FIGURE 3.

Uro A treatment reduces immunosuppressive TAM populations, facilitates intratumoral T-cell infiltration and controls PDAC growth in a T cell–dependent manner. Single-cell suspensions of pancreatic tumors obtained from PKT mice treated with vehicle or Uro A were subjected to immunophenotyping analysis. Flow cytometric analysis demonstrating significant reduction in the percentage (%) of TAMs (CD11b⁺ F4/80⁺; A), and M2-like (F4/80⁺Arg1⁺CD206⁺; B) macrophages with Uro A as compared with vehicle mice. C, Comparison of mean fluorescence intensity (MFI) of MHCII expression on CD11b⁺ F4/80⁺ macrophages between vehicle- and Uro A-treated mice with representative MHCII histogram (right).
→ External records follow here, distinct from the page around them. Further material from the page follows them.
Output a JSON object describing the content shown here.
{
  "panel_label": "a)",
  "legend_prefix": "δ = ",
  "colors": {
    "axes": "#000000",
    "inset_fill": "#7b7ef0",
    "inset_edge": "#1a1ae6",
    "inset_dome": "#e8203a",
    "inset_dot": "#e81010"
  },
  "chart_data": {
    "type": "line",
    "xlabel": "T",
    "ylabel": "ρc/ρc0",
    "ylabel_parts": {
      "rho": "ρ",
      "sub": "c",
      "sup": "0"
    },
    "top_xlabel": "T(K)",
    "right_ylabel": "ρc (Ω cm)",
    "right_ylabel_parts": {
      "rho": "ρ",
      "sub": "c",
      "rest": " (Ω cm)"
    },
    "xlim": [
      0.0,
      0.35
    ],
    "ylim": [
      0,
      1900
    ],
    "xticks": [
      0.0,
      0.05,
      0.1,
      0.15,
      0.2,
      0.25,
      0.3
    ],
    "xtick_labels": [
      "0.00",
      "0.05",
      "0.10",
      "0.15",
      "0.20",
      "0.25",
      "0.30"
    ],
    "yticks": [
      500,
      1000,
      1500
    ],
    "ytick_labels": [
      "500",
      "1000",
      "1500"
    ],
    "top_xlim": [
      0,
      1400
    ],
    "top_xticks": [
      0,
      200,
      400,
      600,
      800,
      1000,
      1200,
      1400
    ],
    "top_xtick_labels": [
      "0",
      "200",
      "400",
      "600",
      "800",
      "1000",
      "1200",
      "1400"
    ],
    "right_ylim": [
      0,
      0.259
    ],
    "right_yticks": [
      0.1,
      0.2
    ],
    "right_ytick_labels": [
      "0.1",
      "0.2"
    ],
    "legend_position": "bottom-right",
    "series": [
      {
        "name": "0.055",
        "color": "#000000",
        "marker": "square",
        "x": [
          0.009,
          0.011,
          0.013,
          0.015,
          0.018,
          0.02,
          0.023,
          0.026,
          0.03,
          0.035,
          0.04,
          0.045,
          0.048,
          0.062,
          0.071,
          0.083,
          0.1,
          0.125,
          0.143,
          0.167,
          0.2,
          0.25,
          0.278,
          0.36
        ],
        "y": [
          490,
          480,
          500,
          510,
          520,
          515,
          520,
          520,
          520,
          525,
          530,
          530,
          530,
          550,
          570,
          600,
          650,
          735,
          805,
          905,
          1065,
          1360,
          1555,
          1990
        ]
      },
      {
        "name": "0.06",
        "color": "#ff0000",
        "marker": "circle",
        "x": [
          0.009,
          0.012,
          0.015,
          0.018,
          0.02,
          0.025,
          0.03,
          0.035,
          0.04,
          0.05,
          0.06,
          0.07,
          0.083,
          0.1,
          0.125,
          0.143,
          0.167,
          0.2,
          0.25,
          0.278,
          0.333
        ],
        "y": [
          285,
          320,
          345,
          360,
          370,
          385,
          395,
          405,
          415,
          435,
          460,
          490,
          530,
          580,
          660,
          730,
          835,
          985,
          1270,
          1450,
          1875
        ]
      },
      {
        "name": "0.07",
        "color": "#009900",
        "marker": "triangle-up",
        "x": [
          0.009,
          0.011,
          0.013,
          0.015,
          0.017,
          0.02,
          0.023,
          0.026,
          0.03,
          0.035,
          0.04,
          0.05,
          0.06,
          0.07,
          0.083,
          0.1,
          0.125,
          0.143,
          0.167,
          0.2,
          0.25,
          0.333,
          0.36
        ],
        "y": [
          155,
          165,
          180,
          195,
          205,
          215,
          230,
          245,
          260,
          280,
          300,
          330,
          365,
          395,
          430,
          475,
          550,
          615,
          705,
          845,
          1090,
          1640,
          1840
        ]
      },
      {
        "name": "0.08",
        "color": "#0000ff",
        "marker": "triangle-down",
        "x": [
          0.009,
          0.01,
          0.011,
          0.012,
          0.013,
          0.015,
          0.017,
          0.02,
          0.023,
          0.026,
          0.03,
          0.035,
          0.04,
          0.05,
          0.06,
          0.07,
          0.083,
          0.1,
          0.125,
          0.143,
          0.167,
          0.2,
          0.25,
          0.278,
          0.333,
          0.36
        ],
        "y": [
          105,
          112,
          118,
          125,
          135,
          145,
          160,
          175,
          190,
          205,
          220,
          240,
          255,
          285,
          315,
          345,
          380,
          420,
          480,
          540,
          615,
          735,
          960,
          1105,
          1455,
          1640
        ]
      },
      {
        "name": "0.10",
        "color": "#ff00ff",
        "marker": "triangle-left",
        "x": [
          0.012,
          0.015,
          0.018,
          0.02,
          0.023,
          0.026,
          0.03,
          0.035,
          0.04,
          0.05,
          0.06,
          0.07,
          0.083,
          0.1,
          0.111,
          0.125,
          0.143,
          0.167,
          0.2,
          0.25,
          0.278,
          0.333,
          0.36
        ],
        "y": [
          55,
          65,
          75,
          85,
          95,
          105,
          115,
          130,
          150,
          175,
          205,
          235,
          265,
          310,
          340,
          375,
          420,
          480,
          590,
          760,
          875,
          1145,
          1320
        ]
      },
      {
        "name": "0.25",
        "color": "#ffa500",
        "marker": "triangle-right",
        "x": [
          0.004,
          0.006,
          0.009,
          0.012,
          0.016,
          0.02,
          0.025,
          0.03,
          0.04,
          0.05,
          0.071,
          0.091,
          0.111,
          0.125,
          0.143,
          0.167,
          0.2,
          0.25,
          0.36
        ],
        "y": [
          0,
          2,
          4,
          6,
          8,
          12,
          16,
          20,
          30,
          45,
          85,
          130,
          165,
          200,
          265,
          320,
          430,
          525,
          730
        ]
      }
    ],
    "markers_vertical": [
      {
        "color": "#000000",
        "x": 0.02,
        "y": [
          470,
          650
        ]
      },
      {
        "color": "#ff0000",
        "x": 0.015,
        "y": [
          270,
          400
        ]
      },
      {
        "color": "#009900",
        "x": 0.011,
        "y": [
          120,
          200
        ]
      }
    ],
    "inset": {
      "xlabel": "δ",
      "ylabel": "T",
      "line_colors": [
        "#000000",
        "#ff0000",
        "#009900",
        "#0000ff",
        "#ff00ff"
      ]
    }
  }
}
Flow cytometric assessment of the tumor-infiltrating adaptive immune compartment depicting frequency of total T cells (CD45⁺ TCRβ⁺; D), CD4⁺ T cells (CD45⁺ TCRβ⁺ CD4⁺; E), CD8⁺ T cells (CD45⁺ TCRβ⁺ CD8⁺; F), CD8/T_reg ratio (G), and frequency of naïve (CD62L⁺ CD44⁻), central memory (CD62L⁺ CD44⁺), and effector memory (CD62L⁻ CD44⁺) in CD4⁺ (H) and CD8⁺ (I) T cells in mice treated with vehicle or Uro A. J, Schematic representation of PKT GEMM treated with vehicle, Uro A, or Uro A following T-cell depletion with anti-CD4 and anti-CD8 antibodies. K, Pancreas weight comparison among vehicle- and Uro A-treated mice with or without T-cell depletion. L, Kaplan–Meier plot and log-rank test analysis showing impaired antitumor efficacy of Uro A treatment in PKT mice subjected to T-cell depletion compared with non–T cell–depleted Uro A- and vehicle-treated mice. Individual datapoints with mean ± SEM are shown and compared by two-tailed unpaired t test. *, P < 0.05; **, P < 0.01; ****, P < 0.0001; ^ns, P > 0.05.